Prosecution shifted from witness accounts of the violent encounter to the response, including law enforcement’s arrival at the scene and Miu’s arrest at Village Park about a mile downstream an hour later.

Andrea Baldazo, a registered nurse from Forest Lake, was tubing with her family when she saw Schuman and then tried to save him from dying.

Schuman’s eyes were open, but not blinking. He was not breathing.

“I started chest compressions right away and continued that for a long time,” Baldazo said, recalling that she and others took turns giving CPR, singing the children’s song “Baby Shark” to keep a steady rhythm.

Deputy Benjamin Trebian’s body-cam video gave jurors a look at Miu’s arrest. A deputy is seen placing handcuffs on Miu, who is wearing sunglasses, a baseball cap, swim trunks and a long-sleeve camouflage shirt.

Trebian noted markings on Miu’s hands, and testified that he took photos for potential evidence.

In cross-examination, Nelson asked Trebian if the marks on Miu’s hands could have been from falling into a river and hitting rocks or the river bottom. “Potentially,” the deputy said.

Sheriff’s office investigator Mitchell Schaeppi testified they found the murder weapon — a folding pocketknife with a black handle, silver blade and clip — in a muddy section of a shoreline. He then opened a cardboard box with the knife, showing it to the courtroom, blade exposed.

In his interview with an investigator the night of the stabbings, Miu said he didn’t bring a knife to the river. However, Sondra Miu told another investigator that he had one with him.

Day five

Judge Waterman allowed Miu’s best friend Ernesto Torres-Chaguez to testify out of order for the defense — before the state is done calling its witnesses — because he needed a Spanish interpreter and one was in the courtroom.

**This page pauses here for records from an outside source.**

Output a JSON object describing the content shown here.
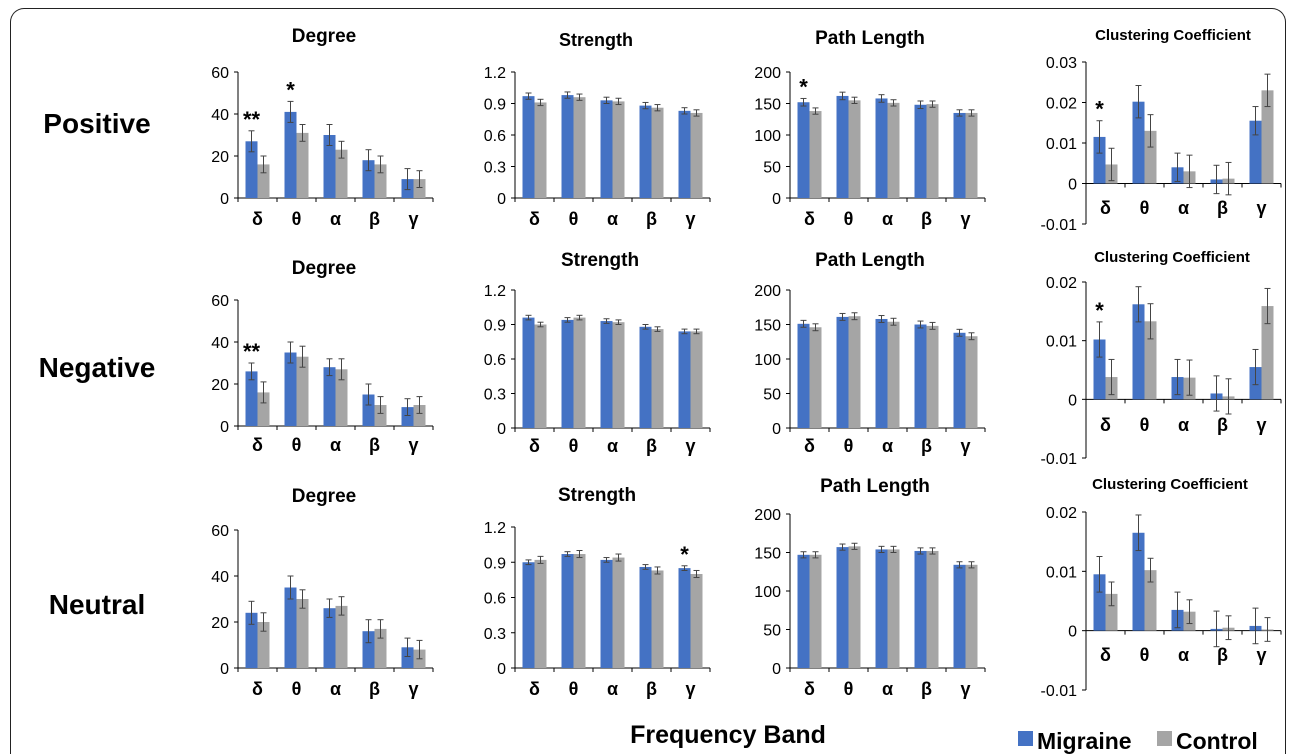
{
  "figure": {
    "row_labels": [
      "Positive",
      "Negative",
      "Neutral"
    ],
    "xlabel": "Frequency Band",
    "legend": [
      {
        "name": "Migraine",
        "color": "#4472C4"
      },
      {
        "name": "Control",
        "color": "#A5A5A5"
      }
    ],
    "colors": {
      "migraine": "#4472C4",
      "control": "#A5A5A5",
      "axis": "#000000"
    }
  },
  "chart_data": [
    {
      "type": "bar",
      "row": "Positive",
      "title": "Degree",
      "categories": [
        "δ",
        "θ",
        "α",
        "β",
        "γ"
      ],
      "ylim": [
        0,
        60
      ],
      "yticks": [
        "0",
        "20",
        "40",
        "60"
      ],
      "series": [
        {
          "name": "Migraine",
          "values": [
            27,
            41,
            30,
            18,
            9
          ],
          "errors": [
            5,
            5,
            5,
            5,
            5
          ]
        },
        {
          "name": "Control",
          "values": [
            16,
            31,
            23,
            16,
            9
          ],
          "errors": [
            4,
            4,
            4,
            4,
            4
          ]
        }
      ],
      "annotations": [
        "**",
        "*",
        "",
        "",
        ""
      ]
    },
    {
      "type": "bar",
      "row": "Positive",
      "title": "Strength",
      "categories": [
        "δ",
        "θ",
        "α",
        "β",
        "γ"
      ],
      "ylim": [
        0,
        1.2
      ],
      "yticks": [
        "0",
        "0.3",
        "0.6",
        "0.9",
        "1.2"
      ],
      "series": [
        {
          "name": "Migraine",
          "values": [
            0.97,
            0.98,
            0.93,
            0.88,
            0.83
          ],
          "errors": [
            0.03,
            0.03,
            0.03,
            0.03,
            0.03
          ]
        },
        {
          "name": "Control",
          "values": [
            0.91,
            0.96,
            0.92,
            0.86,
            0.81
          ],
          "errors": [
            0.03,
            0.03,
            0.03,
            0.03,
            0.03
          ]
        }
      ],
      "annotations": [
        "",
        "",
        "",
        "",
        ""
      ]
    },
    {
      "type": "bar",
      "row": "Positive",
      "title": "Path Length",
      "categories": [
        "δ",
        "θ",
        "α",
        "β",
        "γ"
      ],
      "ylim": [
        0,
        200
      ],
      "yticks": [
        "0",
        "50",
        "100",
        "150",
        "200"
      ],
      "series": [
        {
          "name": "Migraine",
          "values": [
            152,
            162,
            158,
            148,
            135
          ],
          "errors": [
            6,
            6,
            6,
            6,
            5
          ]
        },
        {
          "name": "Control",
          "values": [
            138,
            155,
            151,
            149,
            135
          ],
          "errors": [
            5,
            5,
            5,
            5,
            5
          ]
        }
      ],
      "annotations": [
        "*",
        "",
        "",
        "",
        ""
      ]
    },
    {
      "type": "bar",
      "row": "Positive",
      "title": "Clustering Coefficient",
      "categories": [
        "δ",
        "θ",
        "α",
        "β",
        "γ"
      ],
      "ylim": [
        -0.01,
        0.03
      ],
      "yticks": [
        "-0.01",
        "0",
        "0.01",
        "0.02",
        "0.03"
      ],
      "series": [
        {
          "name": "Migraine",
          "values": [
            0.0115,
            0.0202,
            0.004,
            0.001,
            0.0155
          ],
          "errors": [
            0.004,
            0.004,
            0.0035,
            0.0035,
            0.0035
          ]
        },
        {
          "name": "Control",
          "values": [
            0.0047,
            0.013,
            0.003,
            0.0012,
            0.023
          ],
          "errors": [
            0.004,
            0.004,
            0.004,
            0.004,
            0.004
          ]
        }
      ],
      "annotations": [
        "*",
        "",
        "",
        "",
        ""
      ]
    },
    {
      "type": "bar",
      "row": "Negative",
      "title": "Degree",
      "categories": [
        "δ",
        "θ",
        "α",
        "β",
        "γ"
      ],
      "ylim": [
        0,
        60
      ],
      "yticks": [
        "0",
        "20",
        "40",
        "60"
      ],
      "series": [
        {
          "name": "Migraine",
          "values": [
            26,
            35,
            28,
            15,
            9
          ],
          "errors": [
            4,
            5,
            4,
            5,
            4
          ]
        },
        {
          "name": "Control",
          "values": [
            16,
            33,
            27,
            10,
            10
          ],
          "errors": [
            5,
            5,
            5,
            4,
            4
          ]
        }
      ],
      "annotations": [
        "**",
        "",
        "",
        "",
        ""
      ]
    },
    {
      "type": "bar",
      "row": "Negative",
      "title": "Strength",
      "categories": [
        "δ",
        "θ",
        "α",
        "β",
        "γ"
      ],
      "ylim": [
        0,
        1.2
      ],
      "yticks": [
        "0",
        "0.3",
        "0.6",
        "0.9",
        "1.2"
      ],
      "series": [
        {
          "name": "Migraine",
          "values": [
            0.96,
            0.94,
            0.93,
            0.88,
            0.84
          ],
          "errors": [
            0.02,
            0.02,
            0.02,
            0.02,
            0.02
          ]
        },
        {
          "name": "Control",
          "values": [
            0.9,
            0.96,
            0.92,
            0.86,
            0.84
          ],
          "errors": [
            0.02,
            0.02,
            0.02,
            0.02,
            0.02
          ]
        }
      ],
      "annotations": [
        "",
        "",
        "",
        "",
        ""
      ]
    },
    {
      "type": "bar",
      "row": "Negative",
      "title": "Path Length",
      "categories": [
        "δ",
        "θ",
        "α",
        "β",
        "γ"
      ],
      "ylim": [
        0,
        200
      ],
      "yticks": [
        "0",
        "50",
        "100",
        "150",
        "200"
      ],
      "series": [
        {
          "name": "Migraine",
          "values": [
            151,
            161,
            158,
            150,
            138
          ],
          "errors": [
            5,
            5,
            5,
            5,
            5
          ]
        },
        {
          "name": "Control",
          "values": [
            146,
            162,
            154,
            148,
            133
          ],
          "errors": [
            5,
            5,
            5,
            5,
            5
          ]
        }
      ],
      "annotations": [
        "",
        "",
        "",
        "",
        ""
      ]
    },
    {
      "type": "bar",
      "row": "Negative",
      "title": "Clustering Coefficient",
      "categories": [
        "δ",
        "θ",
        "α",
        "β",
        "γ"
      ],
      "ylim": [
        -0.01,
        0.02
      ],
      "yticks": [
        "-0.01",
        "0",
        "0.01",
        "0.02"
      ],
      "series": [
        {
          "name": "Migraine",
          "values": [
            0.0102,
            0.0162,
            0.0038,
            0.001,
            0.0055
          ],
          "errors": [
            0.003,
            0.003,
            0.003,
            0.003,
            0.003
          ]
        },
        {
          "name": "Control",
          "values": [
            0.0038,
            0.0133,
            0.0037,
            0.0005,
            0.0159
          ],
          "errors": [
            0.003,
            0.003,
            0.003,
            0.003,
            0.003
          ]
        }
      ],
      "annotations": [
        "*",
        "",
        "",
        "",
        ""
      ]
    },
    {
      "type": "bar",
      "row": "Neutral",
      "title": "Degree",
      "categories": [
        "δ",
        "θ",
        "α",
        "β",
        "γ"
      ],
      "ylim": [
        0,
        60
      ],
      "yticks": [
        "0",
        "20",
        "40",
        "60"
      ],
      "series": [
        {
          "name": "Migraine",
          "values": [
            24,
            35,
            26,
            16,
            9
          ],
          "errors": [
            5,
            5,
            4,
            5,
            4
          ]
        },
        {
          "name": "Control",
          "values": [
            20,
            30,
            27,
            17,
            8
          ],
          "errors": [
            4,
            4,
            4,
            4,
            4
          ]
        }
      ],
      "annotations": [
        "",
        "",
        "",
        "",
        ""
      ]
    },
    {
      "type": "bar",
      "row": "Neutral",
      "title": "Strength",
      "categories": [
        "δ",
        "θ",
        "α",
        "β",
        "γ"
      ],
      "ylim": [
        0,
        1.2
      ],
      "yticks": [
        "0",
        "0.3",
        "0.6",
        "0.9",
        "1.2"
      ],
      "series": [
        {
          "name": "Migraine",
          "values": [
            0.9,
            0.97,
            0.92,
            0.86,
            0.85
          ],
          "errors": [
            0.02,
            0.02,
            0.02,
            0.02,
            0.02
          ]
        },
        {
          "name": "Control",
          "values": [
            0.92,
            0.97,
            0.94,
            0.83,
            0.8
          ],
          "errors": [
            0.03,
            0.03,
            0.03,
            0.03,
            0.03
          ]
        }
      ],
      "annotations": [
        "",
        "",
        "",
        "",
        "*"
      ]
    },
    {
      "type": "bar",
      "row": "Neutral",
      "title": "Path Length",
      "categories": [
        "δ",
        "θ",
        "α",
        "β",
        "γ"
      ],
      "ylim": [
        0,
        200
      ],
      "yticks": [
        "0",
        "50",
        "100",
        "150",
        "200"
      ],
      "series": [
        {
          "name": "Migraine",
          "values": [
            147,
            157,
            154,
            152,
            134
          ],
          "errors": [
            4,
            4,
            4,
            4,
            4
          ]
        },
        {
          "name": "Control",
          "values": [
            147,
            158,
            154,
            152,
            134
          ],
          "errors": [
            4,
            4,
            4,
            4,
            4
          ]
        }
      ],
      "annotations": [
        "",
        "",
        "",
        "",
        ""
      ]
    },
    {
      "type": "bar",
      "row": "Neutral",
      "title": "Clustering Coefficient",
      "categories": [
        "δ",
        "θ",
        "α",
        "β",
        "γ"
      ],
      "ylim": [
        -0.01,
        0.02
      ],
      "yticks": [
        "-0.01",
        "0",
        "0.01",
        "0.02"
      ],
      "series": [
        {
          "name": "Migraine",
          "values": [
            0.0095,
            0.0165,
            0.0035,
            0.0003,
            0.0008
          ],
          "errors": [
            0.003,
            0.003,
            0.003,
            0.003,
            0.003
          ]
        },
        {
          "name": "Control",
          "values": [
            0.0062,
            0.0102,
            0.0032,
            0.0005,
            0.0002
          ],
          "errors": [
            0.002,
            0.002,
            0.002,
            0.002,
            0.002
          ]
        }
      ],
      "annotations": [
        "",
        "",
        "",
        "",
        ""
      ]
    }
  ]
}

Torres-Chaguez said he asked Miu to bring his folding pocketknife on the tubing trip to cut the cords tying tubes together.

Alba Torres testified that Miu seemed “normal” and was quiet upon returning to her group after the stabbings. She said they did not know that Miu had stabbed anyone, that he told them he’d been pushed by a group of tubers.

It came out during questioning the lost phone Miu was looking for was found by police.